Celia listened and shuddered. He would have no more compunction over drowning her than he would have had over drowning a blind kitten.
"It's cursed luck," he said. "But we have got the necklace—that's something. That's our share, do you see? The young spark can look for the rest."
But Helene Vauquier's wish prevailed. She was the leader. They would keep the girl until she came to Geneva.
They took her upstairs into the big bedroom overlooking the lake. Adele opened the door of the closet, where a truckle-bed stood, and thrust the girl in.
"This is my room," she said warningly, pointing to the bedroom. "Take care I hear no noise. You might shout yourself hoarse, my pretty one; no one else would hear you. But I should, and afterwards—we should no longer be able to call you 'my pretty one,' eh?"
And with a horrible playfulness she pinched the girl's cheek.
Then with old Jeanne's help she stripped Celia and told her to get into bed.
"I'll give her something to keep her quiet," said Adele, and she fetched her morphia-needle and injected a dose into Celia's arm.
Then they took her clothes away and left her in the darkness. She heard the key turn in the lock, and a moment after the sound of the bedstead being drawn across the doorway. But she heard no more, for almost immediately she fell asleep.

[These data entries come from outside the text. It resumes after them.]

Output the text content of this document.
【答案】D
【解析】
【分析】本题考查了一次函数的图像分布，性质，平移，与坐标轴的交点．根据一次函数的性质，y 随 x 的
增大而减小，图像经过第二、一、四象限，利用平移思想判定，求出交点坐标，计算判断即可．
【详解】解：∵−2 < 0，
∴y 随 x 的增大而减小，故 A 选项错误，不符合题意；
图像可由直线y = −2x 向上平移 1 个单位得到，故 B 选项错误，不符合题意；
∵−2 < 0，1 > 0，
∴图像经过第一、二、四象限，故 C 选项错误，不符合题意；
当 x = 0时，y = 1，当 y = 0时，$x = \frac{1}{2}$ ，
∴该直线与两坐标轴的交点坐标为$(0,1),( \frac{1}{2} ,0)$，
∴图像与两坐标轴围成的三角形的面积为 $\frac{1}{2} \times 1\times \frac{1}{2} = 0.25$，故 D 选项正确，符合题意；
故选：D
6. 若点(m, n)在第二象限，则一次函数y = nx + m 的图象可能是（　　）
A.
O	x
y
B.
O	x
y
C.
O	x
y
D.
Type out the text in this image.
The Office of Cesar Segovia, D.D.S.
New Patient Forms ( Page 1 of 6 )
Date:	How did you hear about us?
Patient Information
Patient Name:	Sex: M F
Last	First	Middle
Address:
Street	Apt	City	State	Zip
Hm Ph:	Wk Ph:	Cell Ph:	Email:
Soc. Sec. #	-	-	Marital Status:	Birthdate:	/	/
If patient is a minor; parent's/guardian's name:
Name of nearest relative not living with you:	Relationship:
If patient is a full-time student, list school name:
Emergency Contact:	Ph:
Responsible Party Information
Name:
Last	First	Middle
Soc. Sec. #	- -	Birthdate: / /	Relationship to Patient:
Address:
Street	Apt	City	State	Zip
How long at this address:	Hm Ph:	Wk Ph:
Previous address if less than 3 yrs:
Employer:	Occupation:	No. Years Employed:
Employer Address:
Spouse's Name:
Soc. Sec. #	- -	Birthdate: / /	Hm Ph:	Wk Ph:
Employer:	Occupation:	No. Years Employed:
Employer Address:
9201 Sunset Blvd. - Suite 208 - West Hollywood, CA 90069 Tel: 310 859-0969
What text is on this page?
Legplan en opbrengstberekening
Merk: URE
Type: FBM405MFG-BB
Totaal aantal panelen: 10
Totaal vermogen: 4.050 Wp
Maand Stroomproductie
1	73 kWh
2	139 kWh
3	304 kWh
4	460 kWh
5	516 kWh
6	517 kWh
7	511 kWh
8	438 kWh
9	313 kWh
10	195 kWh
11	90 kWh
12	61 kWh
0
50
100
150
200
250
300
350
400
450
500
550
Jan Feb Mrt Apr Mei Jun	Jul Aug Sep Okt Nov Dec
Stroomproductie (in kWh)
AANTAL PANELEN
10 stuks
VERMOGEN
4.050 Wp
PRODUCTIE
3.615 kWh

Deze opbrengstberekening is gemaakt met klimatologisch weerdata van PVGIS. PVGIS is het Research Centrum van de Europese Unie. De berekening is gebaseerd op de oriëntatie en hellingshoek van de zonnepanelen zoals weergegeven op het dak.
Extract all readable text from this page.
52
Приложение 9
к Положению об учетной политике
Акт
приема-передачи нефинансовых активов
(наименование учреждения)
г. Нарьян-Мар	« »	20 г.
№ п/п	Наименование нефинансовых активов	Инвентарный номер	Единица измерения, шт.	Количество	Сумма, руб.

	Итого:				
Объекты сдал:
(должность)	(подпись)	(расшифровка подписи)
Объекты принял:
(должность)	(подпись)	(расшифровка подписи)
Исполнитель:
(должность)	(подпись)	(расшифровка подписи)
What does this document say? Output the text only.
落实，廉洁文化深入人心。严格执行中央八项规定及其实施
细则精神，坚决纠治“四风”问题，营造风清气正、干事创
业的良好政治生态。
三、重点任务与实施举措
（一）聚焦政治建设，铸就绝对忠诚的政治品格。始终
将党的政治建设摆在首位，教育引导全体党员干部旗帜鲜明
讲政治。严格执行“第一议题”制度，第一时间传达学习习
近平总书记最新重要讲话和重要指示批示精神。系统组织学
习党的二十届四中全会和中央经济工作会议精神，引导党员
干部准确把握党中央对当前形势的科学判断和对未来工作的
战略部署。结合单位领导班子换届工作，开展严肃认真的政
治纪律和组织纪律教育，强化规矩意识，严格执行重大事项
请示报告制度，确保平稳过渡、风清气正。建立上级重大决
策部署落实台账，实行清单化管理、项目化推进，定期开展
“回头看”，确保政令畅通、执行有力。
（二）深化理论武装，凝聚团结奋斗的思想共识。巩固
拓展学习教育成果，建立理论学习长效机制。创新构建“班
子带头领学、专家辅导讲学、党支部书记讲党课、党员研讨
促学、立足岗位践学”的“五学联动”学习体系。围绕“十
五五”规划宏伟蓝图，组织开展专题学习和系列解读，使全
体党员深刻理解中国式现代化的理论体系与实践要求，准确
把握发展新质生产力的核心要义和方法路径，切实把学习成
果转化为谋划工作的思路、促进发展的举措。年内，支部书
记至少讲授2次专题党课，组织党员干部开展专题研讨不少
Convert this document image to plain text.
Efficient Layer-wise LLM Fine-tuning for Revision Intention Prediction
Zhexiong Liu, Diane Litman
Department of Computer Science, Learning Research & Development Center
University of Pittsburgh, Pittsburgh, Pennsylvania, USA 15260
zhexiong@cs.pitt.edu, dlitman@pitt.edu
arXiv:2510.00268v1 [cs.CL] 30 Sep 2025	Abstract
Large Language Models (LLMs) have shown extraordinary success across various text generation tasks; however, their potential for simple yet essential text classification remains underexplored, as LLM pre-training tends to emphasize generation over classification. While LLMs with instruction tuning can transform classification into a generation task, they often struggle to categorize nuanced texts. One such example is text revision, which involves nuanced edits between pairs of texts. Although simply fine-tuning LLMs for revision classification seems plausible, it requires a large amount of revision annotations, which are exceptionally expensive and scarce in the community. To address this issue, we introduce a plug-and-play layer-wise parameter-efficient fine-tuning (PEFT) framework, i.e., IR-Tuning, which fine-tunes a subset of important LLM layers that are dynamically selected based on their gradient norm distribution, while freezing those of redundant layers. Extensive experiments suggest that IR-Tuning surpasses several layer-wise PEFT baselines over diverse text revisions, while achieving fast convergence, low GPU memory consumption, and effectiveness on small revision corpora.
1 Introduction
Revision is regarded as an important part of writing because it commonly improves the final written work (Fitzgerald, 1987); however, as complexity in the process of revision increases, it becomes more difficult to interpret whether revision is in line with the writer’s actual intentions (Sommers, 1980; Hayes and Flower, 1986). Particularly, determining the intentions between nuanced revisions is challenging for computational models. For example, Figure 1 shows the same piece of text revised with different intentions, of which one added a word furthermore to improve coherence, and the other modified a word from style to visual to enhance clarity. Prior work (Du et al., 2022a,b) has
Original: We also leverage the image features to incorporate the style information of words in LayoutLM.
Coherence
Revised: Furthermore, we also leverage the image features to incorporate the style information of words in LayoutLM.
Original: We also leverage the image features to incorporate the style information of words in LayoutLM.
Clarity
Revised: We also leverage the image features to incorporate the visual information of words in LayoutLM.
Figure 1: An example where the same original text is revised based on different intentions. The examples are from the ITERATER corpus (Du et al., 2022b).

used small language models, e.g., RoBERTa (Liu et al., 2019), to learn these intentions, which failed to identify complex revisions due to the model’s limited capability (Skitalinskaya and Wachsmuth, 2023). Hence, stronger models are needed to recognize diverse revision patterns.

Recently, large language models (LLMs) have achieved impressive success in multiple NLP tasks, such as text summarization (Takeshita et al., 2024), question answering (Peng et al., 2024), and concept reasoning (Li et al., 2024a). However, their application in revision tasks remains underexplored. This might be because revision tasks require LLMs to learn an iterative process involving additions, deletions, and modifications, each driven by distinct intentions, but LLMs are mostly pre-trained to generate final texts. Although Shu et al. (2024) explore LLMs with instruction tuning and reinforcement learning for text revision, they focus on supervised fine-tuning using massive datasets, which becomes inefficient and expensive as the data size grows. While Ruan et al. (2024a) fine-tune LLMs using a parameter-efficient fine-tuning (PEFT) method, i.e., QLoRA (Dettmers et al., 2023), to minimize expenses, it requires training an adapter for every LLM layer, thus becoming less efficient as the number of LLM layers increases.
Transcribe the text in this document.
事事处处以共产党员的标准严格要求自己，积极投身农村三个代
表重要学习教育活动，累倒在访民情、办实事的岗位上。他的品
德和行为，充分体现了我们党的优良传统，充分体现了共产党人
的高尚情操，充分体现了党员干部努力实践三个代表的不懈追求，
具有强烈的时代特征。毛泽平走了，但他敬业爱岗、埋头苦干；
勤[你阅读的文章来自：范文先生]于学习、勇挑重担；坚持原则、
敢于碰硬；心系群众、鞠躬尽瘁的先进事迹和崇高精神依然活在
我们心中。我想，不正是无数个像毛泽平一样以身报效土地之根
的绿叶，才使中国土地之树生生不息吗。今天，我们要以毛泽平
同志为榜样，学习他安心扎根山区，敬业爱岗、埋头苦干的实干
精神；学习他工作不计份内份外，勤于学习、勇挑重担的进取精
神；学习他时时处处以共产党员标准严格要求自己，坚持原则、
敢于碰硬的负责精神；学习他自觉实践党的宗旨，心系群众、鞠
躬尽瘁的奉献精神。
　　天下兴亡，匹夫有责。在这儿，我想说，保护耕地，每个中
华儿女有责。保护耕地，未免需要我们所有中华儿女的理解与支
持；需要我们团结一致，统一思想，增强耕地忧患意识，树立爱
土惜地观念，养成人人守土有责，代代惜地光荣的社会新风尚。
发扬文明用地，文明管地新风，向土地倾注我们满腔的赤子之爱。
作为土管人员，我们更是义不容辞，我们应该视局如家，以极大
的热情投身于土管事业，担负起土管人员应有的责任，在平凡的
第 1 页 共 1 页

She was awakened some time the next day by the door opening. Old Jeanne Tace brought her in a jug of water and a roll of bread, and locked her up again. And a long time afterwards she brought her another supply. Yet another day had gone, but in that dark cupboard Celia had no means of judging time. In the afternoon the newspaper came out with the announcement that Mme. Dauvray's jewellery had been discovered under the boards. Hippolyte brought in the newspaper, and, cursing their stupidity, they sat down to decide upon Celia's fate. That, however, was soon arranged. They would dress her in everything which she wore when she came, so that no trace of her might be discovered. They would give her another dose of morphia, sew her up in a sack as soon as she was unconscious, row her far out on to the lake, and sink her with a weight attached. They dragged her out from the cupboard, always with the threat of that bright aluminium flask before her eyes. She fell upon her knees, imploring their pity with the tears running down her cheeks; but they sewed the strip of sacking over her face so that she should see nothing of their preparations. They flung her on the sofa, secured her as Hanaud had found her, and, leaving her in the old woman's charge, sent down Adele for her needle and Hippolyte to get ready the boat. As Hippolyte opened the door he saw the launch of the Chef de la Surete glide along the bank.